Moslemtoday.com : Warga Muslim di Burkina Faso berbondong-bondong memadati Masjid di ibukota Burkina Faso, Ouagadougou setelah Pemerintah mencabut perintah penutupan Masjid di negara itu. Burkina Faso memerintahkan penutupan Masjid pada bulan Maret lalu saat wabah Covid-19 mulai muncul di negara Afrika Barat tersebut.

Tetapi perintah itu mendapat protes dari warga Muslim di negara itu, khususnya selama bulan suci Ramadhan yang sedang berlangsung. Pada hari Sabtu, 2 Mei 2020 sekitar 100 warga melakukan protes di Kantor Federasi Asosiasi Islam Burkina (FAIB) untuk menuntut keputusan tersebut.

FAIB, yang bertindak sebagai perantara antara Pemerintah dan warga Muslim, kemudian mengatakan bahwa pemerintah telah mencabut keputusan itu, dengan ketentuan bahwa Jamaah harus mengenakan masker dan menerapkan physical distancing dan protokol kesehatan lainnya.

Sejak keputusan itu, Masjid Islamic Center Burkina Faso ramai dipadati jamaah untuk melaksanakan ibadah. Beberapa di antara mereka ada yang mengenakan masker. Abdoul Moumini Zoundi, sekretaris tetap FAIB, mengakui banyak jamaah yang tidak mematuhi aturan protokol kesehatan penanganan Covid-19.

“Saya datang dengan sajadah saya sendiri untuk menghindari shalat di atas tikar yang sama dengan yang lain.
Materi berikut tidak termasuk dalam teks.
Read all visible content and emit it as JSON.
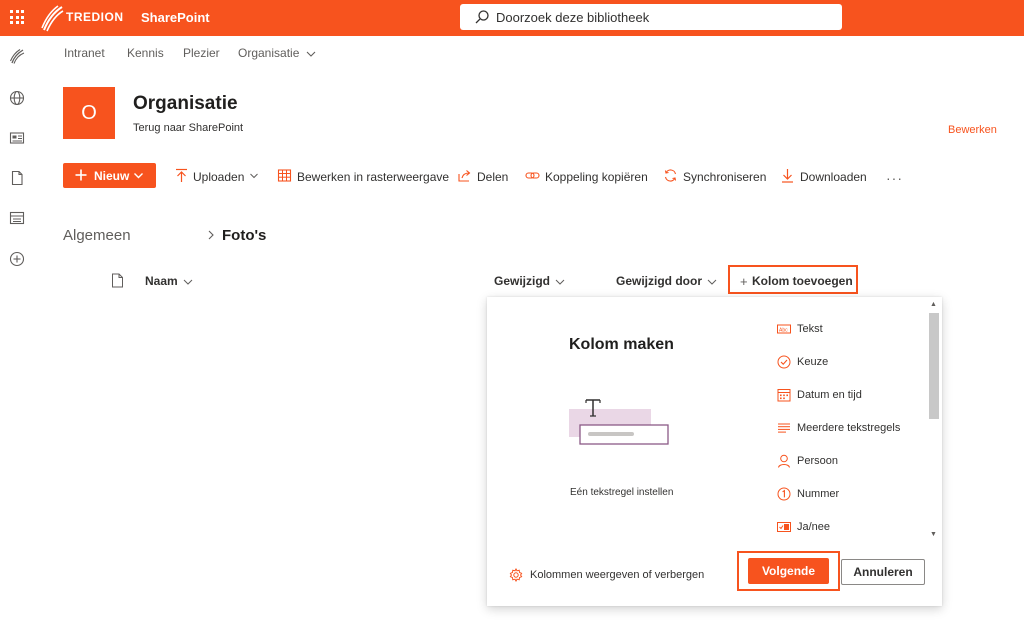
{
  "topbar": {
    "brand": "TREDION",
    "app": "SharePoint",
    "search_placeholder": "Doorzoek deze bibliotheek"
  },
  "rail": {
    "icons": [
      "tredion-logo-icon",
      "globe-icon",
      "news-icon",
      "document-icon",
      "list-icon",
      "add-circle-icon"
    ]
  },
  "hubnav": {
    "items": [
      "Intranet",
      "Kennis",
      "Plezier",
      "Organisatie"
    ]
  },
  "site": {
    "logo_letter": "O",
    "title": "Organisatie",
    "subtitle": "Terug naar SharePoint",
    "edit_label": "Bewerken"
  },
  "commandbar": {
    "new_label": "Nieuw",
    "upload": "Uploaden",
    "grid_edit": "Bewerken in rasterweergave",
    "share": "Delen",
    "copy_link": "Koppeling kopiëren",
    "sync": "Synchroniseren",
    "download": "Downloaden",
    "more": "···"
  },
  "breadcrumb": {
    "root": "Algemeen",
    "current": "Foto's"
  },
  "columns": {
    "name": "Naam",
    "modified": "Gewijzigd",
    "modified_by": "Gewijzigd door",
    "add_column": "Kolom toevoegen"
  },
  "panel": {
    "title": "Kolom maken",
    "preview_caption": "Eén tekstregel instellen",
    "types": [
      {
        "label": "Tekst",
        "icon": "text-field-icon"
      },
      {
        "label": "Keuze",
        "icon": "choice-check-icon"
      },
      {
        "label": "Datum en tijd",
        "icon": "calendar-icon"
      },
      {
        "label": "Meerdere tekstregels",
        "icon": "multiline-text-icon"
      },
      {
        "label": "Persoon",
        "icon": "person-icon"
      },
      {
        "label": "Nummer",
        "icon": "number-icon"
      },
      {
        "label": "Ja/nee",
        "icon": "toggle-icon"
      }
    ],
    "show_hide_columns": "Kolommen weergeven of verbergen",
    "next": "Volgende",
    "cancel": "Annuleren"
  },
  "colors": {
    "accent": "#f7531e",
    "text": "#323130",
    "muted": "#605e5c"
  }
}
Adapun masker, beberapa mengenakannya, yang lain tidak,” ungkap Zoundi, seperti dilansir dari Reuters, Selasa, (5/5/2020).

Meskipun penyebaran virus corona telah muncul di seluruh Afrika Barat, beberapa Negara telah mencabut aturan pembatasan tertentu, termasuk lockdown dan penutupan pasar, sebagian besar dikarenakan khawatir terjadi krisis ekonomi di negara-negara tersebut.

Tingkat infeksi yang dilaporkan di wilayah ini memang jauh lebih rendah daripada di bagian lain dunia, tetapi Organisasi Kesehatan Dunia (WHO) tetap khawatir wabah itu akan merusak sistem kesehatan di negara tersebut dan tetap memperingatkan agar tidak mencabut pembatasan terlalu cepat. (DH/MTD)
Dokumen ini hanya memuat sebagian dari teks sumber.